One of the great things about London is that just seconds away from the cacophony, the crowds and the chaotic traffic of the modern city there are so many peaceful havens, survivors from past centuries, untouched and timeless. One of the loveliest of these is the old and tranquil Temple, which runs between bustling Fleet Street and the roaring highway along the Thames. 2058
The Temple, which dates back to the time of Edward I, was named after the Order of the Knights Templar, who lived here during the 12th century. It is made up of Inner Temple and Middle Temple which, along with Gray’s and Lincoln’s, form the four Inns of Court, the traditional hubs of London law.
Inner and Middle Temple are divided by Middle Temple Lane which, until it was cut off by buildings, ran from Fleet Street to the River. The temples consist now of a labyrinth of little courts and alleys hemmed in by magnificent halls and dotted with fountains, memorials, fragments of garden, ancient trees and vast front lawn.
Some of London’s oldest and most historic buildings are here among the lanes and courtyards of the Temple. The Middle Temple Hall, in Middle Temple Lane, at Fountain Court was opened by Queen Elizabeth I in 1576. The Temple Church has served as a Lawyers’ chapel since 1608.

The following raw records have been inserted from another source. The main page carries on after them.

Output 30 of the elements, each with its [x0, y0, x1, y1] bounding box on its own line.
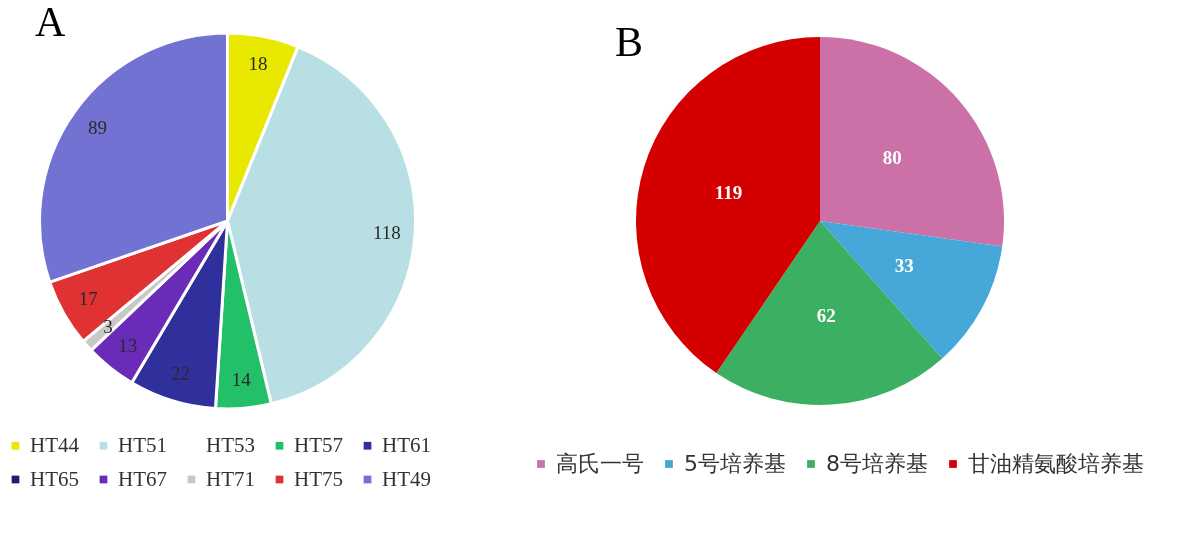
data-label: 14	[231, 369, 252, 391]
legend-label: HT71	[206, 466, 255, 491]
data-label: 13	[118, 334, 138, 356]
legend-label: HT75	[294, 466, 343, 491]
legend-label: HT51	[118, 432, 167, 457]
data-label: 80	[882, 147, 902, 169]
pie-slice	[820, 37, 1004, 247]
category-label: HT53	[206, 432, 255, 457]
chart-title: B	[615, 19, 644, 65]
data-label: 62	[816, 305, 836, 327]
data-label: 22	[170, 362, 190, 384]
chart-title: A	[35, 0, 66, 45]
legend-label: HT65	[30, 466, 79, 491]
data-label: 119	[714, 181, 743, 203]
legend-label: 8号培养基	[826, 451, 928, 476]
legend-label: HT44	[30, 432, 80, 457]
data-label: 17	[78, 288, 98, 310]
data-label: 18	[248, 53, 268, 75]
data-label: 33	[894, 255, 914, 277]
legend-label: HT49	[382, 466, 431, 491]
data-label: 3	[103, 316, 113, 338]
legend-label: 5号培养基	[684, 451, 786, 476]
pie-slice	[716, 221, 943, 405]
data-label: 118	[372, 221, 401, 243]
legend-label: HT61	[382, 432, 431, 457]
legend-label: HT57	[294, 432, 343, 457]
legend-label: 甘油精氨酸培养基	[968, 451, 1144, 476]
legend-label: 高氏一号	[556, 451, 644, 476]
data-label: 89	[87, 117, 107, 139]
legend-label: HT67	[118, 466, 167, 491]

Some of England’s great leaders have been members of the Temple, like Sir Walter Raleigh, who belonged to the Middle Temple. Many of the giants of English literature lived and worked here, including Henry Fielding, Doctor Johnson, William Thackeray, Havelock Ellis, John Buchan and Anthony Hope, who conceived the idea for the Prisoner of Zenda on his way back across Fleet Street after a victorious case in the Courts of Justice. Charles Lamb, son of a law clerk, was born in Inner Temple in 1775 and a fountain, with the inscription “Lawyers were children once”, marks his memory. Oliver Goldsmith died and was buried here, in Temple Church in 1774. The premiere of Shakespeare’s Twelfth Night was staged in the middle Temple Hall in 1601 in his Henry VI, Part 1, Plantagenet and the Earls of Suffolk, Somerset and Warwick choose the roses for the counties of Lancashire and York from the Inner Temple garden.

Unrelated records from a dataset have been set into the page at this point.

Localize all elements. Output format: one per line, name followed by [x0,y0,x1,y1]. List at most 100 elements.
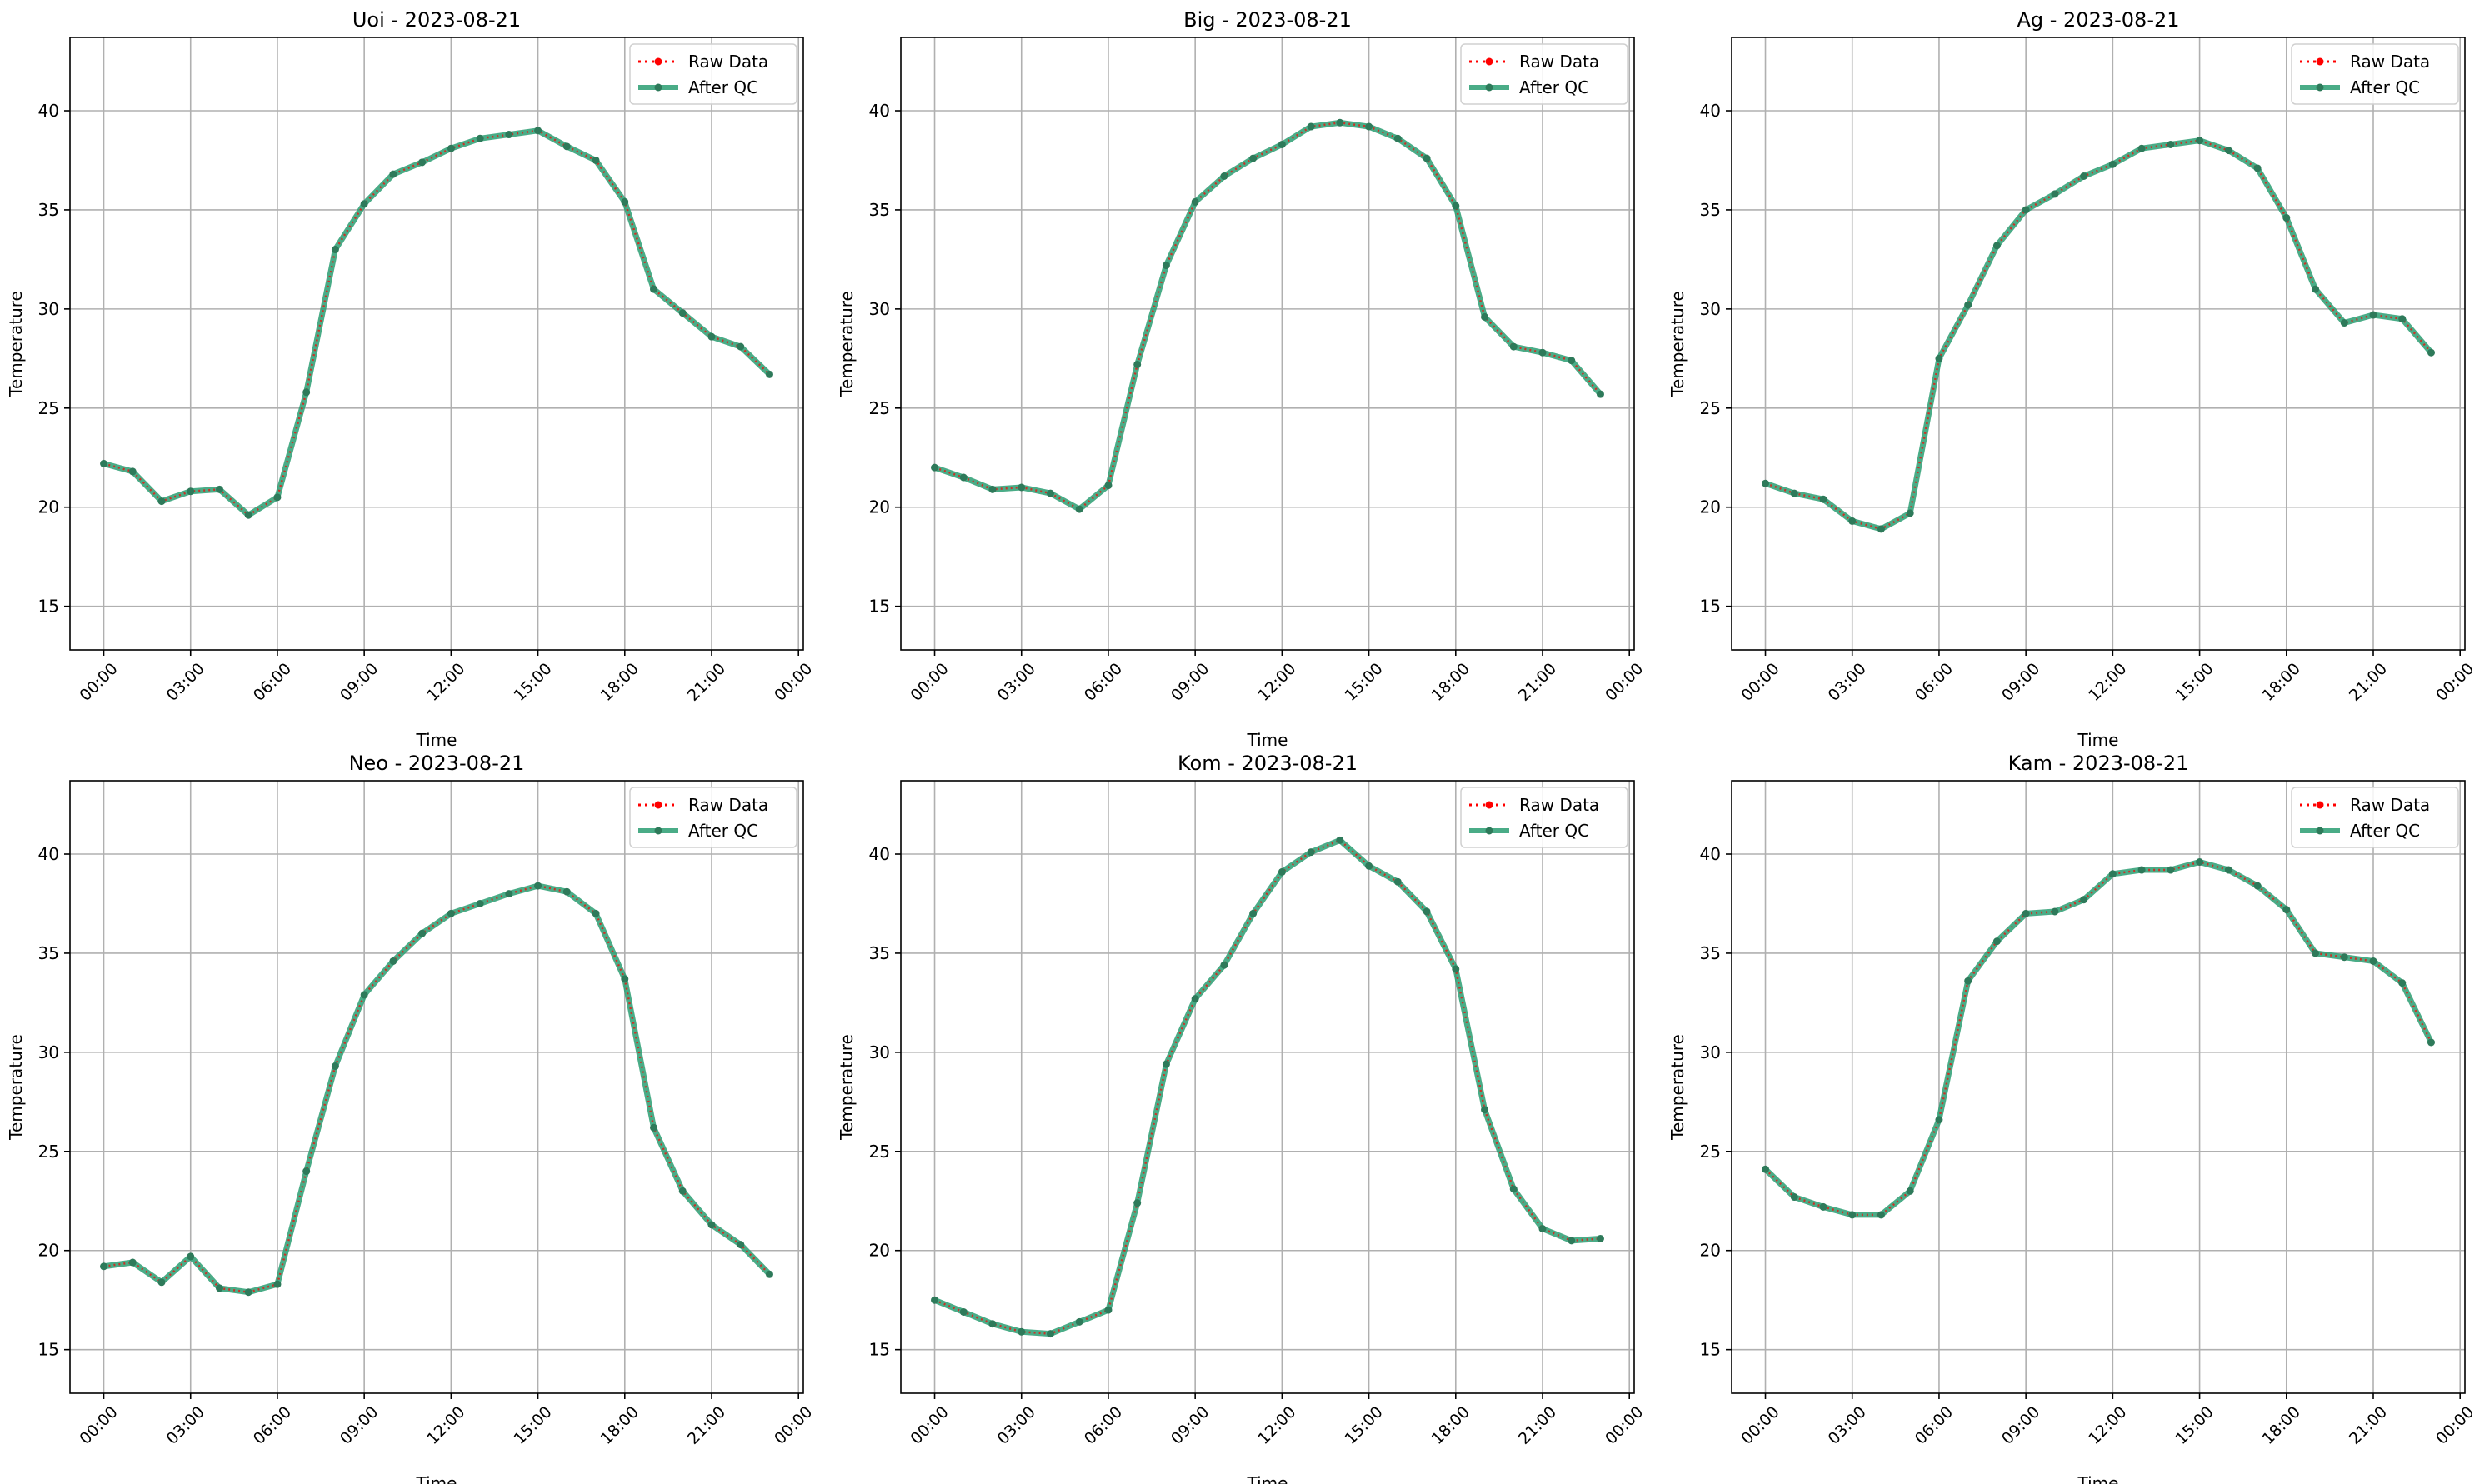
x-axis-label: Time [2078,1473,2119,1484]
after-qc-point [562,887,571,896]
after-qc-point [1336,118,1344,127]
after-qc-point [1790,489,1798,497]
subplot-title: Neo - 2023-08-21 [349,752,525,775]
after-qc-point [959,1307,968,1316]
after-qc-point [1422,154,1431,162]
y-tick-label: 40 [1700,844,1721,864]
y-tick-label: 30 [38,1042,59,1062]
after-qc-point [1452,965,1460,973]
after-qc-point [1307,848,1315,857]
after-qc-point [1568,357,1576,365]
x-tick-label: 12:00 [2085,1403,2130,1448]
y-tick-label: 20 [869,497,890,517]
series-raw-data-line [1764,861,2432,1217]
after-qc-point [1075,505,1083,513]
after-qc-point [678,309,687,317]
legend-label-raw: Raw Data [2350,52,2430,72]
after-qc-point [331,246,339,254]
subplot-2: 00:00 03:00 06:00 09:00 12:00 15:00 18:00 21:00… [837,8,1647,750]
x-tick-label: 00:00 [1602,660,1647,705]
y-tick-label: 15 [38,1340,59,1360]
after-qc-point [621,197,629,206]
after-qc-point [1393,134,1402,142]
after-qc-point [244,1288,252,1297]
legend-qc-marker [2316,83,2324,92]
after-qc-point [2253,882,2262,890]
after-qc-point [2427,1038,2435,1047]
legend-label-raw: Raw Data [1519,52,1599,72]
after-qc-point [2253,164,2262,172]
y-tick-label: 20 [38,1241,59,1261]
x-tick-label: 00:00 [76,1403,121,1448]
y-tick-label: 40 [38,844,59,864]
after-qc-point [2224,147,2232,155]
x-tick-label: 12:00 [423,1403,468,1448]
after-qc-point [1162,262,1170,270]
after-qc-point [1191,995,1199,1003]
y-tick-label: 35 [1700,200,1721,220]
x-tick-label: 06:00 [1081,1403,1126,1448]
after-qc-point [2022,206,2030,214]
y-tick-label: 35 [38,943,59,963]
x-tick-label: 00:00 [907,660,952,705]
x-tick-label: 09:00 [1168,660,1212,705]
x-tick-label: 00:00 [1602,1403,1647,1448]
after-qc-point [447,144,455,152]
after-qc-point [708,1221,716,1229]
legend: Raw Data After QC [629,787,798,848]
series-after-qc-line [103,882,772,1296]
after-qc-point [1422,907,1431,916]
after-qc-point [1104,1306,1112,1314]
legend-raw-marker [2316,801,2324,809]
after-qc-point [765,370,773,378]
after-qc-point [331,1062,339,1071]
y-tick-label: 25 [38,398,59,418]
series-after-qc-line [933,119,1603,512]
y-tick-label: 20 [1700,497,1721,517]
y-axis-label: Temperature [837,291,857,397]
x-axis-label: Time [2078,730,2119,750]
after-qc-point [1762,479,1770,487]
after-qc-point [215,1284,223,1292]
legend-label-raw: Raw Data [2350,795,2430,815]
after-qc-point [2051,190,2059,198]
after-qc-point [534,882,542,890]
series-after-qc-line [1763,859,2434,1218]
x-tick-label: 12:00 [1254,660,1299,705]
series-raw-data-line [934,122,1602,511]
after-qc-point [1278,140,1286,148]
after-qc-point [1018,483,1026,492]
after-qc-point [1906,1187,1914,1195]
after-qc-point [187,487,195,496]
after-qc-point [100,1262,108,1271]
legend: Raw Data After QC [2291,787,2459,848]
after-qc-point [1452,202,1460,210]
subplot-title: Kam - 2023-08-21 [2008,752,2189,775]
x-tick-label: 00:00 [1738,660,1782,705]
after-qc-point [389,170,398,178]
x-axis-label: Time [416,730,458,750]
y-tick-label: 15 [869,597,890,617]
legend: Raw Data After QC [629,43,798,105]
x-tick-label: 00:00 [76,660,121,705]
axes-frame [900,780,1635,1394]
legend-raw-marker [1485,57,1493,66]
x-axis-label: Time [416,1473,458,1484]
after-qc-point [1509,342,1518,351]
after-qc-point [2138,144,2146,152]
x-tick-label: 15:00 [1341,1403,1386,1448]
after-qc-point [2108,160,2117,168]
x-tick-label: 06:00 [250,660,295,705]
y-tick-label: 35 [1700,943,1721,963]
y-tick-label: 35 [869,200,890,220]
after-qc-point [187,1252,195,1261]
x-tick-label: 12:00 [1254,1403,1299,1448]
y-tick-label: 30 [1700,299,1721,319]
x-axis-label: Time [1247,730,1288,750]
after-qc-point [1481,312,1489,321]
after-qc-point [418,158,427,167]
x-tick-label: 21:00 [1515,660,1560,705]
x-tick-label: 00:00 [2432,660,2478,705]
y-tick-label: 20 [1700,1241,1721,1261]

And of course, many great legal minds were shaped and many momentous legal prosecutions and defences were forged in the Temple. They still are. Today, as it has for centuries, Temple houses the offices and apartments of London’s great lawyers. Its church still ministers to them and its ancient libraries and halls are still in use.
Temple is beautiful, sheltered, quiet and uncrowded. It is wonderful place to retreat, ramble and reflect – one passage leads to another, one court opens to one more and every plaque, stone and statue holds another story.